2. Normaliser et recueillir des données cliniques dans le cadre de recherches.

Une étude de cohorte sur les personnes qui répondent aux critères de la myocardite ou péricardite associée aux vaccins doit être menée avec suivi normalisé pour déterminer le spectre et la pertinence de ce problème, ainsi que toute morbidité autre que cardiaque. De plus, des données de recherche clinique normalisées devraient être recueillies dans le cadre de cohortes prospectives d’adolescents ou de jeunes adultes en bonne santé et d’autres personnes présentant des signes de réaction indésirable à une infection antérieure au SRAS CoV 2 (p. ex. orteils COVID 19).
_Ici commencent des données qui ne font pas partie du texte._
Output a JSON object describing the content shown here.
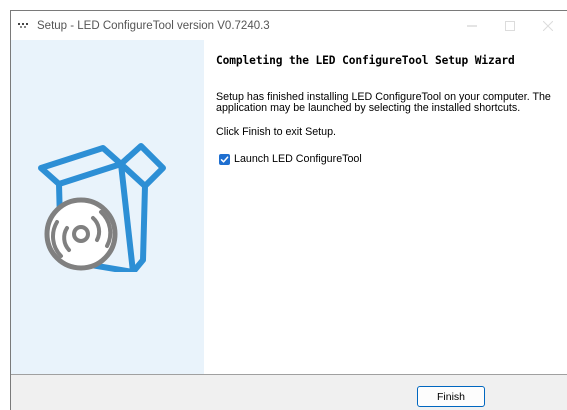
{
  "window": {
    "title": "Setup - LED ConfigureTool version V0.7240.3"
  },
  "content": {
    "heading": "Completing the LED ConfigureTool Setup Wizard",
    "body_text": "Setup has finished installing LED ConfigureTool on your computer. The application may be launched by selecting the installed shortcuts.",
    "exit_text": "Click Finish to exit Setup.",
    "launch_checkbox": {
      "label": "Launch LED ConfigureTool",
      "checked": true
    }
  },
  "footer": {
    "finish_label": "Finish"
  },
  "colors": {
    "sidebar_bg": "#e9f3fb",
    "box_blue": "#2d8fd5",
    "checkbox_blue": "#1f6fd0",
    "button_border": "#0067c0"
  },
  "icons": {
    "app_icon": "installer-icon",
    "sidebar_art": "box-with-disc-icon"
  }
}
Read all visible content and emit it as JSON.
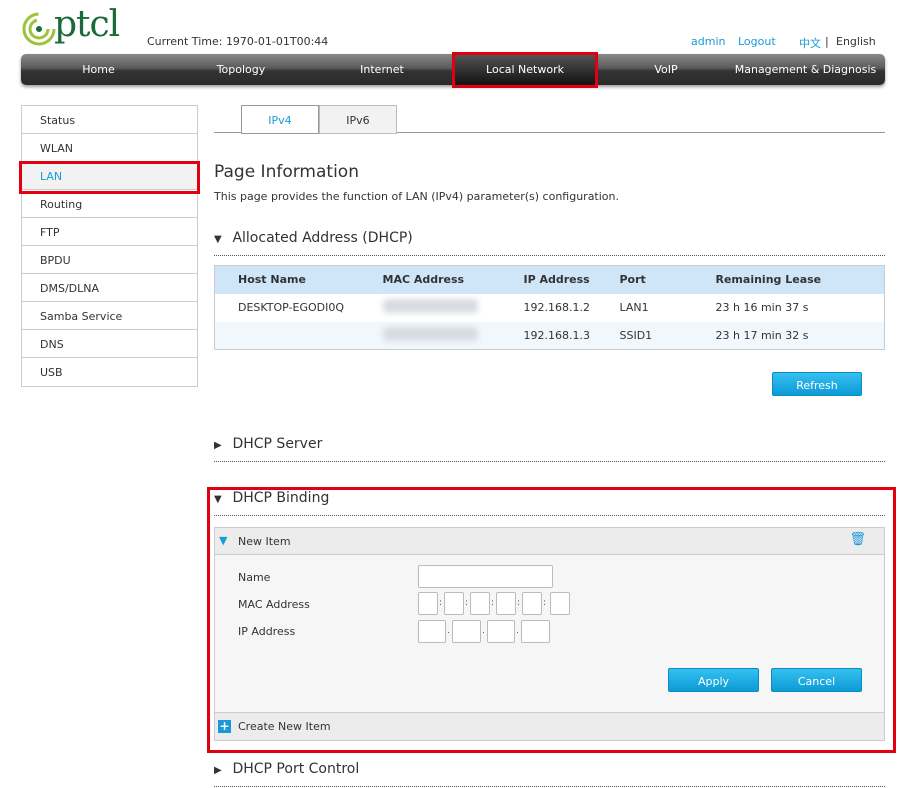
{
  "header": {
    "logo": "ptcl",
    "current_time_label": "Current Time:",
    "current_time": "1970-01-01T00:44",
    "user": "admin",
    "logout": "Logout",
    "lang_zh": "中文",
    "lang_sep": "|",
    "lang_en": "English"
  },
  "nav": [
    "Home",
    "Topology",
    "Internet",
    "Local Network",
    "VoIP",
    "Management & Diagnosis"
  ],
  "sidebar": [
    "Status",
    "WLAN",
    "LAN",
    "Routing",
    "FTP",
    "BPDU",
    "DMS/DLNA",
    "Samba Service",
    "DNS",
    "USB"
  ],
  "tabs": [
    "IPv4",
    "IPv6"
  ],
  "page": {
    "title": "Page Information",
    "description": "This page provides the function of LAN (IPv4) parameter(s) configuration."
  },
  "allocated": {
    "title": "Allocated Address (DHCP)",
    "columns": [
      "Host Name",
      "MAC Address",
      "IP Address",
      "Port",
      "Remaining Lease"
    ],
    "rows": [
      {
        "host": "DESKTOP-EGODI0Q",
        "ip": "192.168.1.2",
        "port": "LAN1",
        "lease": "23 h 16 min 37 s"
      },
      {
        "host": "",
        "ip": "192.168.1.3",
        "port": "SSID1",
        "lease": "23 h 17 min 32 s"
      }
    ],
    "refresh": "Refresh"
  },
  "dhcp_server": "DHCP Server",
  "dhcp_binding": {
    "title": "DHCP Binding",
    "item": "New Item",
    "name_label": "Name",
    "mac_label": "MAC Address",
    "ip_label": "IP Address",
    "apply": "Apply",
    "cancel": "Cancel",
    "create": "Create New Item"
  },
  "dhcp_port_control": "DHCP Port Control",
  "colors": {
    "accent": "#1a9ad6",
    "highlight": "#e00010"
  }
}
Il serait important de recueillir des données exhaustives sur les antécédents cliniques et les analyses sanguines afin d’examiner la réponse immunitaire, l’exposition au virus et les marqueurs des lésions du myocarde. Cette information pourrait être dérivée des mesures plasmatiques et sériques de certaines cytokines et enzymes après la première et la seconde vaccination. De plus, des études normalisées d’imagerie cardiaque sont recommandées. Il peut s’agir d’échocardiogrammes pour surveiller les épanchements cardiaques et les anomalies globales et régionales du mouvement de la paroi, ainsi que d’imagerie par résonance magnétique (IRM) (conformément aux critères de Lake Louise mis à jourNote de bas de page 15).

Il convient d'envisager un suivi prospectif des événements indésirables dans le cadre d'une surveillance par application. Les trousses peuvent être envoyées aux particuliers et retournées par la poste. Une seule piqûre de sang au doigt permet de mesurer 10 protéines (p. ex., la troponine, les anticorps et les marqueurs inflammatoires).

Faciliter la sensibilisation et les soins cliniques

1. Identifier les groupes à risque élevé qui pourraient bénéficier d’un meilleur suivi ou d’autres approches.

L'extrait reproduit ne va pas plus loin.